Lettre de Mr le Maire de Villers le Lac

 

 

 

La seconde partie du XIX ème  siècle va connaître aussi de nombreux incendies. Dans son « PLAN GENERAL DU TERRIOIRE DE LA COMMUNE DE FRASNE » dressé en 1886, Emile Gachod note dans les commentaires :

 

« Ce village est presque entièrement bâti à neuf par suite de plusieurs incendies survenus : en 1832 qui détruisit tout le quartier du bas, en 1853 qui détruisit la moitié du village, le 13 mars 1867, le 25 août 1868, le moulin de Paroy en 1869, la ferme de Cessay en 1870 ; le 15 mars 1873, le 25 août 1873, le 26 janvier 1874, 5 octobre 1874, 13 mars 1875, 17 mai 1876, 22 octobre 1877, juillet 1883, 2 février 1889 et jeudi 20 avril 1890. »

 

Le plus important semble être celui du 17 mars 1873 puisque le registre qui servi en 1853 donne aussi des détails sur l’incendie de 1873. La commune a réparti à l’époque 701 M3 de bois à 11 familles pour un total de 1061 Fr.

 

Parmi les dons en nature venant des communes voisines, j’ai relevé :

-         la commune de Dompierre qui a donné 18 voitures de fourrage

-         la commune de La Rivière : six sacs de grain, celle de Bannans : 4 sacs

 

Le conseil municipal en 1867 a conscience du rôle joué par les pompiers bénévoles. Face aux nombreuses interventions, le conseil dans une délibération du 16 juin 1867 demande que « les pompiers ne soient plus tenus à faire leurs trois journées de prestations, imposées par la loi de 1836 à tous les français valides, tant qu’ils feront partie de la compagnie ».
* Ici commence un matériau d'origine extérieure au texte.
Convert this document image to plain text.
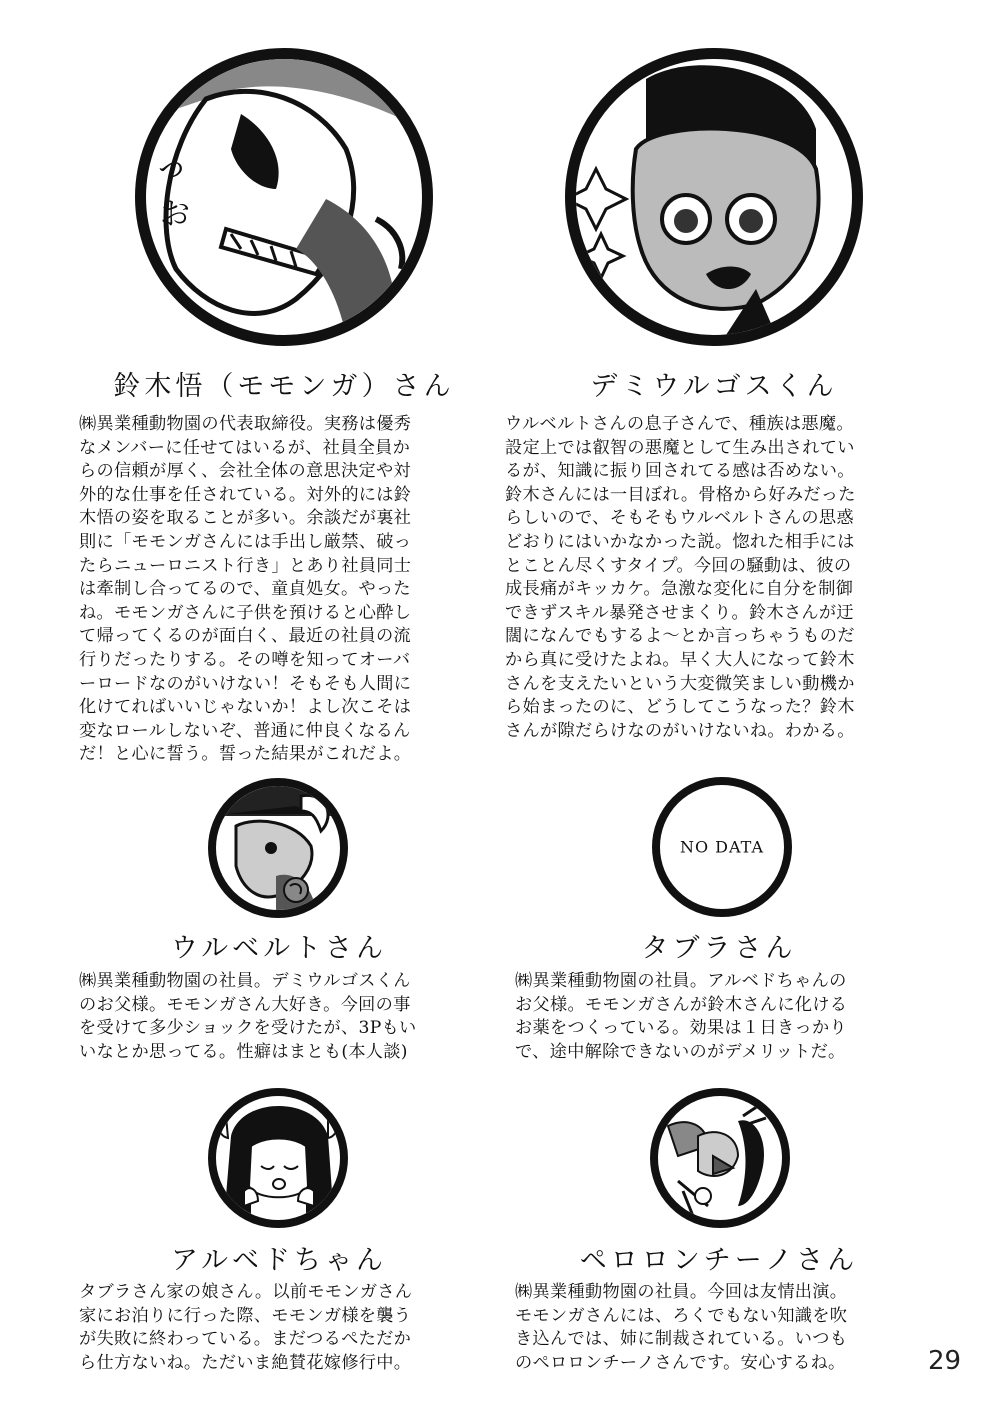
っ
お
鈴木悟（モモンガ）さん
㈱異業種動物園の代表取締役。実務は優秀
なメンバーに任せてはいるが、社員全員か
らの信頼が厚く、会社全体の意思決定や対
外的な仕事を任されている。対外的には鈴
木悟の姿を取ることが多い。余談だが裏社
則に「モモンガさんには手出し厳禁、破っ
たらニューロニスト行き」とあり社員同士
は牽制し合ってるので、童貞処女。やった
ね。モモンガさんに子供を預けると心酔し
て帰ってくるのが面白く、最近の社員の流
行りだったりする。その噂を知ってオーバ
ーロードなのがいけない！そもそも人間に
化けてればいいじゃないか！よし次こそは
変なロールしないぞ、普通に仲良くなるん
だ！と心に誓う。誓った結果がこれだよ。
デミウルゴスくん
ウルベルトさんの息子さんで、種族は悪魔。
設定上では叡智の悪魔として生み出されてい
るが、知識に振り回されてる感は否めない。
鈴木さんには一目ぼれ。骨格から好みだった
らしいので、そもそもウルベルトさんの思惑
どおりにはいかなかった説。惚れた相手には
とことん尽くすタイプ。今回の騒動は、彼の
成長痛がキッカケ。急激な変化に自分を制御
できずスキル暴発させまくり。鈴木さんが迂
闊になんでもするよ～とか言っちゃうものだ
から真に受けたよね。早く大人になって鈴木
さんを支えたいという大変微笑ましい動機か
ら始まったのに、どうしてこうなった？鈴木
さんが隙だらけなのがいけないね。わかる。
ウルベルトさん
㈱異業種動物園の社員。デミウルゴスくん
のお父様。モモンガさん大好き。今回の事
を受けて多少ショックを受けたが、3Pもい
いなとか思ってる。性癖はまとも(本人談)
NO DATA
タブラさん
㈱異業種動物園の社員。アルベドちゃんの
お父様。モモンガさんが鈴木さんに化ける
お薬をつくっている。効果は１日きっかり
で、途中解除できないのがデメリットだ。
アルベドちゃん
タブラさん家の娘さん。以前モモンガさん
家にお泊りに行った際、モモンガ様を襲う
が失敗に終わっている。まだつるぺただか
ら仕方ないね。ただいま絶賛花嫁修行中。
ペロロンチーノさん
㈱異業種動物園の社員。今回は友情出演。
モモンガさんには、ろくでもない知識を吹
き込んでは、姉に制裁されている。いつも
のペロロンチーノさんです。安心するね。	29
J’ai envie de dire que cette mesure est l’ancêtre des vacations que perçoivent aujourd’hui les pompiers.

 

A la fin du siècle, la compagnie est très importante puisqu’elle compte régulièrement plus de 50 pompiers. Il n’était certainement pas facile de commander une telle unité et j’en veux pour preuve qu’en 1889, suite à des désaccords importants entre les sapeurs et les officiers, le conseil municipal a dû prononcer la dissolution de la compagnie et nommer une commission chargée de réorganiser une nouvelle compagnie.